Maude's missed a decade somewhere. Suddenly, it was the '90s, and the place looked a lot like the '70s. The owners had to do something.

By Arthur Bridgeforth Jr., News Staff Reporter

What do you do when a restaurant’s sales are flat and time has passed by its original theme? You either slowly fade away or remodel to try to put some pizzazz back into the business.

If you’re Ann Arbor restaurateur Dennis Serras, you completely renovate Maude’s to move it into the 1990s. You redesign the menu, add booths, new lighting and wallpaper, and do other things to create a "French Cafe” atmosphere.

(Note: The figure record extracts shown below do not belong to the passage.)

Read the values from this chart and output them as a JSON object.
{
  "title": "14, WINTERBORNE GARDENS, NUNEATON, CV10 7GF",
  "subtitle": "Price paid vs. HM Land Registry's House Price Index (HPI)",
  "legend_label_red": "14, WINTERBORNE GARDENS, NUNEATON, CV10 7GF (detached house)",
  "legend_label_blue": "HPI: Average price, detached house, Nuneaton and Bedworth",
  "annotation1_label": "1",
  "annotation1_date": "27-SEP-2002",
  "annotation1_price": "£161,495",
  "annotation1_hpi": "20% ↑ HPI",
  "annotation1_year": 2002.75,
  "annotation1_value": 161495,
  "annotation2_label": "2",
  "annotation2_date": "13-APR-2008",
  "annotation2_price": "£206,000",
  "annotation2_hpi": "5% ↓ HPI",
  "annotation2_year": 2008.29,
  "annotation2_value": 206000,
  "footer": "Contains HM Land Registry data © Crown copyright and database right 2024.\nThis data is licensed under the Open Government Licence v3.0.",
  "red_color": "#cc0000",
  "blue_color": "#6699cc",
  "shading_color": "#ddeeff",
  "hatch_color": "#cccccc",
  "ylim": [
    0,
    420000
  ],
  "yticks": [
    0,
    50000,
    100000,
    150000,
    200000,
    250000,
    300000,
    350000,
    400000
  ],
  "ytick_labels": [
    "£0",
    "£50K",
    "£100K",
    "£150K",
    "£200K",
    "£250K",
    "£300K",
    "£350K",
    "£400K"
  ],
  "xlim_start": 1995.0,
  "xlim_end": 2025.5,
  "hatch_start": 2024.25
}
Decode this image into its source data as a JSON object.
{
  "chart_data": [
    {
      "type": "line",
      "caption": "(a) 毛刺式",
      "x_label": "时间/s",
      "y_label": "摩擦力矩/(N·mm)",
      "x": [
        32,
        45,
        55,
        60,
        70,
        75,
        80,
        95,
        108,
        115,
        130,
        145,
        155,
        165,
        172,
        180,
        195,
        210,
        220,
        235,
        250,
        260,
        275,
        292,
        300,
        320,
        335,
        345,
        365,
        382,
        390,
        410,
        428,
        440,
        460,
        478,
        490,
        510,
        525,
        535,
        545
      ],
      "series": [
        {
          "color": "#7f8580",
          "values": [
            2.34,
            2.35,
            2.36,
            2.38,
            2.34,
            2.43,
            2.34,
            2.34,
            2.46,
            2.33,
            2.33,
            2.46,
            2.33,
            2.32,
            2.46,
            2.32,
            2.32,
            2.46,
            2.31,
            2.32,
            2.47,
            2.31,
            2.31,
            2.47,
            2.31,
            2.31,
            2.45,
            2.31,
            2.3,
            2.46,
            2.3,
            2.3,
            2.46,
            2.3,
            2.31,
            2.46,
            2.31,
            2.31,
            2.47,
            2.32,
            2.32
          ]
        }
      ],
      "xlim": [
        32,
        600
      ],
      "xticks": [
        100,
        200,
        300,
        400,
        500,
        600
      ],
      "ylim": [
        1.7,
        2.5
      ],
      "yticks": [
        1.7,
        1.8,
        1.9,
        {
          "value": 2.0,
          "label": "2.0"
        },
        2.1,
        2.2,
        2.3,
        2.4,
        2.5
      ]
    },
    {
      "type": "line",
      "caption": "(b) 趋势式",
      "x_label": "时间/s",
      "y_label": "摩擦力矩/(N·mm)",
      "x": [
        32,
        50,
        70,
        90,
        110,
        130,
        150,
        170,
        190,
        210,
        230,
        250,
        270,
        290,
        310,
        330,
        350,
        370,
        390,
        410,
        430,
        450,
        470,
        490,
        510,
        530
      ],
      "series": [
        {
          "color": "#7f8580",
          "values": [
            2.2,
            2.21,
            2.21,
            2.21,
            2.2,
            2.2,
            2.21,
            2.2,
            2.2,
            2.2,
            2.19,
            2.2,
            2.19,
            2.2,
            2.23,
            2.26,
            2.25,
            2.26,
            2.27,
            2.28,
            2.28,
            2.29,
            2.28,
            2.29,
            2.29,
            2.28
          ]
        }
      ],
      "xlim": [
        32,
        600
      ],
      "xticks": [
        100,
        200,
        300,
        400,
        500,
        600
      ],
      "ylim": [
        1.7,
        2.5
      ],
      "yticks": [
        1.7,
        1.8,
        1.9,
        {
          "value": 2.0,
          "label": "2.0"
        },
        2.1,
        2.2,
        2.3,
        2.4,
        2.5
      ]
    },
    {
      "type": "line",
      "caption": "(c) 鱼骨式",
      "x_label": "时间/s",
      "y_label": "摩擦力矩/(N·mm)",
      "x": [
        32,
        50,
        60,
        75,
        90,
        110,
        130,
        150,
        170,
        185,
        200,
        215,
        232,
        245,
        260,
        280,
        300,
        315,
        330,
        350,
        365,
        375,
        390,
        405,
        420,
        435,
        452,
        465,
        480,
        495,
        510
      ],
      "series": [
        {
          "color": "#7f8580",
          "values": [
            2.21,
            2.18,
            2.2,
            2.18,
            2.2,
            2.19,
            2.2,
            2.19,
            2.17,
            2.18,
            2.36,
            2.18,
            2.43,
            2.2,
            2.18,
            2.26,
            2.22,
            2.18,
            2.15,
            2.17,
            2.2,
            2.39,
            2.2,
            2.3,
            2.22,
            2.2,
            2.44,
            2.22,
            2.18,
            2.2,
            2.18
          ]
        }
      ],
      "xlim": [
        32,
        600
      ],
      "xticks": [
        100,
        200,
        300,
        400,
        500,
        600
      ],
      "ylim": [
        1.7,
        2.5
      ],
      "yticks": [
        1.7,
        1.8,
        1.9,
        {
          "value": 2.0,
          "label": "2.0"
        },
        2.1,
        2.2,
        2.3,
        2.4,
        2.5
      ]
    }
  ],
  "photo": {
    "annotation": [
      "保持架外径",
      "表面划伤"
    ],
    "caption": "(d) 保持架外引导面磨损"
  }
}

Only time will tell whether the changes will work. But Serras believes the status quo wasn’t good enough anymore.

“Maude’s sales were flat. They didn’t decrease significantly, (but) there certainly wasn’t an increase,” he says about his restaurant at 314 S. Fourth St. “I came to the conclusion that time had slipped by it. Maude’s was a ’70s restaurant.”

Serras, an owner of the Main-street Ventures restaurant group that includes Maude’s, Real Seafood, Gratzi and Palio’s, has faced what most restaurant owners have to face sooner or later - invest in a new future to avoid becoming a past tense.

Serras didn’t say how much this renovation cost, joking that the whole bill isn’t even in yet.

But Steve Vangelatos has a pretty good understanding of what Serras is trying to accomplish. Vangelatos, owner of Angelo’s Restaurant at 1100 Catherine St., went through a similar experience three years ago.

He expanded and renovated one of Ann Arbor’s more popular breakfast and lunch spots. Changes he made at Angelo’s included addition of needed space and replacement of some aging equipment and furniture.

But he also wanted to renew the excitement of the restaurant.

“It has been a positive impact,” Vangelatos said.

Serras believes a restaurant should do some type of renovation every five years - which he has been doing with Maude’s. However, this recent renovation was more than just putting in new carpeting and painting.

The entire entrance was reworked. An artificial tree now stands inside, near the front door. A few steps from the tree is a display literally good enough to eat - a neat stack of ingredients for some of Maude’s entrees.

A wall was even cut down so patrons can see the kitchen and Maude’s chefs in action. The wine is displayed prominently in the dining room and becomes part of the decor.

“It reflects - in our experience - what’s happening in the restaurant industry in the ’90s,” Serras said.